Кириан тоже поднимает голову, и один снежный хлопок оседает на его скуле, другой — на ресницах, а третий — на лбу.
— В этом году снег выпал позже.
Глядя на него, я понимаю, что чувство вины, которое я испытываю, всё ещё является частью кошмара. Раскаянье, которое я ощущала лишь отдалённо во сне, теперь стало глубже и острее. Это тот самый страх, из которого черпает силы Ингума, и он тем болезненнее, что исходит из наивного желания, чтобы Кириан меня заметил. Кажется, именно поэтому это произошло после того, как он признался, что видит меня по-другому, что считает меня другой… О, нет. Неужели и это тоже было не настоящим?
— Кириан, — шепчу я, и мой голос звучит слабо. Я жду, когда он посмотрит на меня, набираясь мужества для вопроса, ответ на который, вероятно, причинит
Я не заканчиваю. Я не знаю, как это сделать.
Кириан смотрит на меня с осторожностью, ожидая продолжения.
— О чём ты?
Я глубоко вздыхаю и качаю головой.
— Ты правда считаешь, что я изменилась?
Мне не следовало задавать этот вопрос. Не стоило поднимать такую щекотливую и болезненную тему. Это должно было бы вызывать стыд, ведь это означает, что я не выполняю свою роль, ту, для которой была рождена. Я должна была бы хотеть, чтобы этот разговор никогда не состоялся. Но когда я думаю, что это могло не быть реальностью, что-то горькое сжимает мою грудь так же, как и кошмар Ингумы.
— Я так не думаю, — наконец отвечает он. — Я это знаю. Я вижу это каждый день.
Мне следовало бы испугаться. Я должна бы рассердиться на себя.
Однако я слегка улыбаюсь.
Это опасно, это безрассудно… Я отвожу взгляд и смотрю на мягко падающий снег, пытаясь сдержать слёзы, грозящие пролиться.
— Ты… — начинает он.
Я сглатываю.
— Всё в порядке, — резко отвечаю и пытаюсь собрать то мужество, которое постепенно теряла.
Я понимаю, что он продолжает смотреть на меня, и готовлюсь к вопросам, которые он неизбежно должен задать. Но они так и не прозвучат.
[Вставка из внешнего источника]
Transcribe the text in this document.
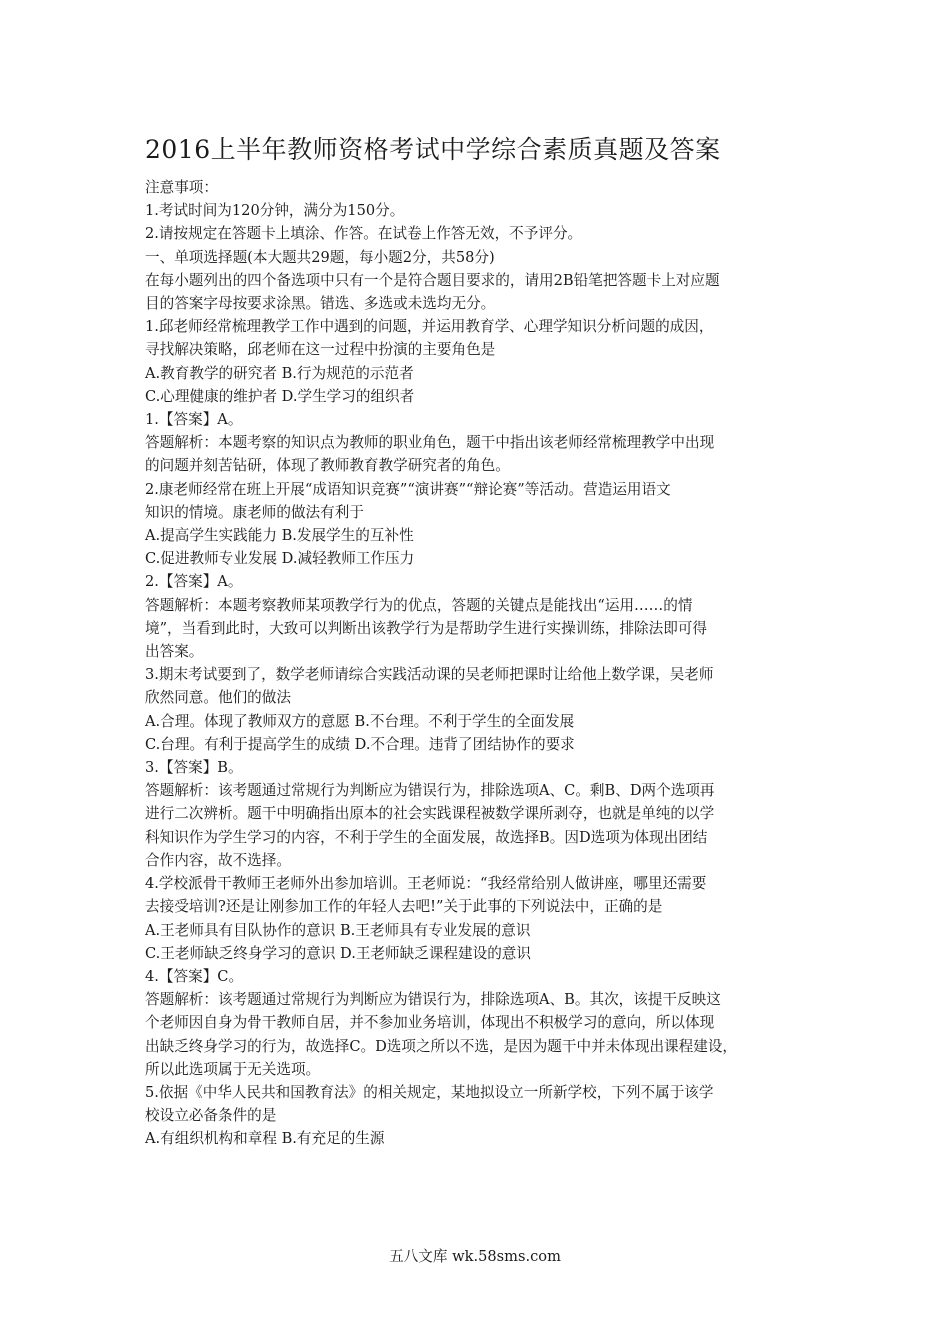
2016上半年教师资格考试中学综合素质真题及答案
注意事项：
1.考试时间为120分钟，满分为150分。
2.请按规定在答题卡上填涂、作答。在试卷上作答无效，不予评分。
一、单项选择题(本大题共29题，每小题2分，共58分)
在每小题列出的四个备选项中只有一个是符合题目要求的，请用2B铅笔把答题卡上对应题
目的答案字母按要求涂黑。错选、多选或未选均无分。
1.邱老师经常梳理教学工作中遇到的问题，并运用教育学、心理学知识分析问题的成因，
寻找解决策略，邱老师在这一过程中扮演的主要角色是
A.教育教学的研究者 B.行为规范的示范者
C.心理健康的维护者 D.学生学习的组织者
1.【答案】A。
答题解析：本题考察的知识点为教师的职业角色，题干中指出该老师经常梳理教学中出现
的问题并刻苦钻研，体现了教师教育教学研究者的角色。
2.康老师经常在班上开展“成语知识竞赛”“演讲赛”“辩论赛”等活动。营造运用语文
知识的情境。康老师的做法有利于
A.提高学生实践能力 B.发展学生的互补性
C.促进教师专业发展 D.减轻教师工作压力
2.【答案】A。
答题解析：本题考察教师某项教学行为的优点，答题的关键点是能找出“运用……的情
境”，当看到此时，大致可以判断出该教学行为是帮助学生进行实操训练，排除法即可得
出答案。
3.期末考试要到了，数学老师请综合实践活动课的吴老师把课时让给他上数学课，吴老师
欣然同意。他们的做法
A.合理。体现了教师双方的意愿 B.不台理。不利于学生的全面发展
C.台理。有利于提高学生的成绩 D.不合理。违背了团结协作的要求
3.【答案】B。
答题解析：该考题通过常规行为判断应为错误行为，排除选项A、C。剩B、D两个选项再
进行二次辨析。题干中明确指出原本的社会实践课程被数学课所剥夺，也就是单纯的以学
科知识作为学生学习的内容，不利于学生的全面发展，故选择B。因D选项为体现出团结
合作内容，故不选择。
4.学校派骨干教师王老师外出参加培训。王老师说：“我经常给别人做讲座，哪里还需要
去接受培训?还是让刚参加工作的年轻人去吧!”关于此事的下列说法中，正确的是
A.王老师具有目队协作的意识 B.王老师具有专业发展的意识
C.王老师缺乏终身学习的意识 D.王老师缺乏课程建设的意识
4.【答案】C。
答题解析：该考题通过常规行为判断应为错误行为，排除选项A、B。其次，该提干反映这
个老师因自身为骨干教师自居，并不参加业务培训，体现出不积极学习的意向，所以体现
出缺乏终身学习的行为，故选择C。D选项之所以不选，是因为题干中并未体现出课程建设，
所以此选项属于无关选项。
5.依据《中华人民共和国教育法》的相关规定，某地拟设立一所新学校，下列不属于该学
校设立必备条件的是
A.有组织机构和章程 B.有充足的生源
五八文库 wk.58sms.com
— Я знаю, что нам теперь делать, Лира.
— Что?
Грудь всё ещё болит, когда я глубоко вдыхаю.
— Я отвезу тебя домой.
Я глубоко вздыхаю и киваю. Я не задаю вопросов и понимаю, что не нужно этого делать, потому что произошло нечто неожиданное: я ему доверяю.
Гребень Ламии
Однажды ночью мальчик услышал историю.
Её рассказывает ему мать, а ей, в свою очередь, поведала ее мать.
Из поколения в поколение легенды лесов Эреи передаются как наследие; нематериальное сокровище, которое живёт сквозь время и сохраняет магию.
На острове Воронов девочка слушает ту же историю, но не из уст любящей матери, которая посадила бы её на колени. Ей её рассказывает наставник Ордена, желающий, чтобы она узнала как можно больше о языческих легендах и традициях.
Одна история рассказывается с любовью. Другой — с ненавистью.
Но результат оказывается одинаковым. В течение нескольких ночей оба ребёнка, Волк и Ворон, размышляют об одном и том же. Они обдумывают и пережёвывают историю, пока однажды не встают, решив отправиться на поиски.
Обоим рассказали, что Ламия — это создание небывалой красоты, с телом женщины и хвостом русалки, живёт рядом с источниками и способна свести с ума любого мужчину. Никто из них точно не знает, злое ли это существо или доброе; но они уверены в одном — она исполняет желания.
Они стараются не думать о той части истории, в которой Ламия, оскорблённая мужчиной, предавшим её и укравшим её золотой гребень, мстит ему и всем его мужским потомкам, и, преисполненная ненавистью, пожирает любого мужчину, осмелившегося приблизиться к её пещере.